Wellen der Zeit - 100 Jahre Radio in Österreich
Der Film fragt nach der Bedeutung und Rolle von Radio als erstem elektronischen Massenmedium und seinem Einfluss auf gesellschaftliche Entwicklungen im kulturellen Bereich. Dabei kommen Radiolegenden zu Wort, vergessene Preziosen werden hervorgeholt und die Rolle des Hörfunks als Impulsgeber für Kunst und Kultur wird hervorgestrichen - das aktuelle Radiomachen kommt dabei nicht zu kurz.
1. Oktober 1924 – der Sender „Radio Wien“ der neu gegründeten RAVAG, der Radio Verkehrs AG, nimmt seinen Betrieb auf. Mit Musik von Richard Wagner, aufgeführt von der Künstlerkapelle Silving, erklingt erstmals legal konzessioniertes Radio durch den österreichischen Äther. Nach und nach erweitert sich die Programmgestaltung hin zu Unterhaltung und Information für breitere Zuhörerschichten.
Der Bogen spannt sich vom gemeinsamen Hören in der Familie oder mit Freunden in der Anfangszeit bis hin zur Individualisierung durch tragbare Kofferradios in den 1950er und 1960er Jahren. Mit der Rundfunkreform 1967 schlägt die Geburtsstunde des Jugendradios Ö3. Radio bietet nun Inhalte abseits des Mainstream, Gegenkultur und kritisches Hinterfragen des Establishments haben plötzlich Platz, Radio wird zum Identitätsstifter für junge Heranwachsende.
Nostalgisches wie Aktuelles erklingt hier in harmonischem Zusammenspiel – ein Wiederhören von Klassikern erwartet die ZuseherInnen: „Was gibt es Neues“ mit Heinz Conrads, der „Gugelhupf“ mit Gerhard Bronner, Lore Krainer und Herbert Prikopa, die „Music Box“ mit Wolfgang Kos, „Günther Schifters Schellacks“, „Autofahrer unterwegs“, die Ö3 Top 40 mit Udo Huber, der Sendestart von FM4 mit Angelika Lang und vieles mehr.
Zeitgenössische RadiomacherInnen wie Stefan Gaugusch und Robert Steiner gewähren Einblicke in ihre Arbeit, wenn sie ihre Rateshow „Zwei um zwei“ für die ganze Familie live bei Radio Wien moderieren. Host Miriam Hie begrüßt die ZuhörerInnen von Radio Superfly in ihrer Morning Show. Udo Huber versorgt seine HörerInnen auf Radio Burgenland mit Hits und Evergreens.

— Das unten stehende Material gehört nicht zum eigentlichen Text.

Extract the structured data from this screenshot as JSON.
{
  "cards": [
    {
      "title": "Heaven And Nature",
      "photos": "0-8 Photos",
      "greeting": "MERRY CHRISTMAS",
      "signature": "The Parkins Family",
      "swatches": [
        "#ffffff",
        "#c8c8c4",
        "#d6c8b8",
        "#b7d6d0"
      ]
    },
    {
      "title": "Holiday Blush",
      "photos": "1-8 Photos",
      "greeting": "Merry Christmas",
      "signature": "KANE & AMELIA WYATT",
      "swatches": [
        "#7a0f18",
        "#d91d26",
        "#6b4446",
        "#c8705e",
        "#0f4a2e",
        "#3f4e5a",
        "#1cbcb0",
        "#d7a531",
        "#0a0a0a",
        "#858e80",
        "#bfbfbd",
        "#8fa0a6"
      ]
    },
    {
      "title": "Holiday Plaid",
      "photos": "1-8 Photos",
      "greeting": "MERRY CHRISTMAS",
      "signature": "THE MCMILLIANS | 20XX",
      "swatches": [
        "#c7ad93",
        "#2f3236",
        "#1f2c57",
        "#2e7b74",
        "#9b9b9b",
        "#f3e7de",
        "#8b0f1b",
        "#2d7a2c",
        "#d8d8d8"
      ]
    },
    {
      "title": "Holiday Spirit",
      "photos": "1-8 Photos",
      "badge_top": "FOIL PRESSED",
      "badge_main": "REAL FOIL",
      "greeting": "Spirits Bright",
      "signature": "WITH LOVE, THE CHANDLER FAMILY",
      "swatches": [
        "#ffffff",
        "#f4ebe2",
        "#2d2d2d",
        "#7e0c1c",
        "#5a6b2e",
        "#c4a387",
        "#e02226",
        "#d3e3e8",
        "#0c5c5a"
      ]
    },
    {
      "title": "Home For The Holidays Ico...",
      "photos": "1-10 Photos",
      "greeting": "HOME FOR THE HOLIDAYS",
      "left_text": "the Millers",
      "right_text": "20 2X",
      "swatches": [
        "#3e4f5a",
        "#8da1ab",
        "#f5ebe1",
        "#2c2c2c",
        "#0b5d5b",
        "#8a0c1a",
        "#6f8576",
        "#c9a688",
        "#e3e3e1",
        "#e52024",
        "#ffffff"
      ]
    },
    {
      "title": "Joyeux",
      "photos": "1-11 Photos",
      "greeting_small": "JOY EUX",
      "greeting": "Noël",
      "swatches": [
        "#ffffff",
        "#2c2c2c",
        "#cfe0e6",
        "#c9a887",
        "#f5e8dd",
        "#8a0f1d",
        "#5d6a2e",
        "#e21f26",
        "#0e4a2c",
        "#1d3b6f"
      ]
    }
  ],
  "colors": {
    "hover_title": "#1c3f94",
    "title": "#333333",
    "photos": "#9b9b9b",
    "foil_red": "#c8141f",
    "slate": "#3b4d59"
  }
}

Die Dokumentation beleuchtet die musikalischen Programme in den Anfangsjahren – als Radio noch ein reines Life-Medium ist und Musik von eigenen Radiokapellen vorgetragen wird, bis hin zu den Aufführungen des zeitgenössischen RSO, des ORF Radiosymphonieorchesters.
Dass Radio mehr ist als die Übertragung bestehender kultureller Formen, beweisen die Genres, die es originär hervorbringt. Schon bald nach den ersten Versuchen, dramatisierte Geschichten ins Radio zu bringen, entwickelt sich aus diesen Ansätzen ein eigenes Genre, das Hörspiel. Österreichische LiteratInnen wie Ernst Jandl, Elfriede Jelinek und Friederike Mayröcker finden hier eine Möglichkeit, die völlig neue literarische Formen und akustische Ausdrucksmöglichkeiten erlaubt.
Mit der Entwicklung der Technik im Laufe des 20. Jahrhunderts wird das Betreiben einer Radiostation immer einfacher und leistbarer. Das und das Bedürfnis nach Selbst- und Mitbestimmung ist Triebfeder für die sogenannten Piratenradios, die in den 1980er Jahren eigenes Programm illegal senden. Mit dem Fall des Rundfunkmonopols in den 1990er Jahren dürfen schließlich auch kommerzielle, private Anbieter on air gehen.
Heute ist die Radiolandschaft bunt, divers und sicherlich nicht müde – die 100 Jahre sind dem Medium nicht anzumerken. Immer schon hat es sich gewandelt und seine HörerInnen bestmöglich versorgt – mit Zerstreuung, Kontemplation oder Information.